Para a Zero, contudo, este mecanismo, da forma como foi apresentado, “parece ser uma forma de colmatar deficiências no que diz respeito a instrumentos públicos”, como os programas de desenvolvimento rural ou a recuperação de territórios afectados por incêndios, que são precisamente as áreas que terão prioridade na promoção do mercado de carbono. “É colocar no mercado a responsabilidade da acção climática que cabe ao Estado”, nota Carolina Silva.

Por oposição aos mercados voluntários, existem também mercados regulados, como é o caso do Comércio Europeu de Licenças de Emissão (CELE, ou EU ETS, na sigla em inglês), que procura aplicar o princípio do “poluidor pagador” a determinados sectores mais poluentes e cujos limites os Estados-membros são obrigados a cumprir.

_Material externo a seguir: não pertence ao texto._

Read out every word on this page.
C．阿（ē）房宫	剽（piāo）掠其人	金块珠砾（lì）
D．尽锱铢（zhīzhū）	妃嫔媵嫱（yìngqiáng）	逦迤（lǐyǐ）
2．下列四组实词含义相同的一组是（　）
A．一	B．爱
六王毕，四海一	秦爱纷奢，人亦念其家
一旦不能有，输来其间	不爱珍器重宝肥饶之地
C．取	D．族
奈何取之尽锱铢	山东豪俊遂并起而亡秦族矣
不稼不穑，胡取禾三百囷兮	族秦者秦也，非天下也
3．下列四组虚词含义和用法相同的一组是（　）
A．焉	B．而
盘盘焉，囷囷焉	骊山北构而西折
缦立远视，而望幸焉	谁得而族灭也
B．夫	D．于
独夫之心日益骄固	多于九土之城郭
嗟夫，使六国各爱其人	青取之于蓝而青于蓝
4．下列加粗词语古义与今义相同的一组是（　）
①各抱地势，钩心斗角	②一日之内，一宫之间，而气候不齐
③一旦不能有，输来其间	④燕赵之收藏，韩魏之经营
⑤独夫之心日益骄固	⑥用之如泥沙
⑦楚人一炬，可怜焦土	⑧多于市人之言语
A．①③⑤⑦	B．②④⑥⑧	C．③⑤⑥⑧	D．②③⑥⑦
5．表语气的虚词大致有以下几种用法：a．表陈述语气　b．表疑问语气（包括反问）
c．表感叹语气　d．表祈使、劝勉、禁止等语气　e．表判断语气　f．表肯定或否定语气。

Ainda assim, não está isento de críticas: associações como a Zero consideram estes créditos do CELE uma “licença para poluir”, alertando para as licenças gratuitas atribuídas pelos países a algumas empresas (em teoria para evitar que estes custos as levem a abandonar o país), que consideram “borlas” que atrasam a acção climática.

Também o Acordo de Paris prevê, no artigo 6 (dedicado à “cooperação internacional”), que possam ser transaccionados créditos de carbono entre países, mas esse mecanismo nunca foi concretizado. Aliás, no final da COP28, a cimeira do clima das Nações Unidas que teve lugar no Dubai, os países quase chegaram a um acordo sobre esta matéria, mas a tentativa acabou gorada pelas dúvidas não resolvidas no que toca à integridade desse mecanismo de transacção de créditos (incluindo da União Europeia, que exige normas compatíveis com as regras apertadas do seu CELE).

Como vai funcionar, afinal?

Ainda é uma incógnita quando é que o mercado em Portugal começa a funcionar, tendo em conta que, à excepção do diploma promulgado pelo Presidente da República, ainda está tudo por fazer, incluindo uma série de “diplomas administrativos” por publicar e metodologias técnicas por construir.

A expectativa do Ministério do Ambiente e da Acção Climática é que o lançamento da plataforma de registo de projectos e transacção de créditos que é essencial para que o mercado possa, efectivamente, existir possa acontecer já em 2024. “Os trabalhos de desenvolvimento da plataforma de registo de crédito encontram-se em curso, revestindo-se de elevada complexidade técnica”, explicou o gabinete do MAAC, em resposta ao Azul.

Questionado pelo PÚBLICO sobre o que falta em concreto, o MAAC devolveu uma checklist para as próximas etapas, que inclui definir os critérios para a qualificação de verificadores independentes dos projectos de carbono e publicar os requisitos gerais da plataforma de registo de projectos de carbono e a informação a disponibilizar para efeitos de registo dos projectos e emissão dos créditos. É preciso também definir as condições e capitais mínimos associados aos seguros a que podem recorrer os promotores de projectos para efeitos de cobertura de eventuais situações de reversão de emissões sequestradas; publicar o montante das taxas e respectivas condições de aplicação; e, por fim, criar a comissão técnica de acompanhamento para efeitos de desenvolvimento e avaliação de metodologias de carbono.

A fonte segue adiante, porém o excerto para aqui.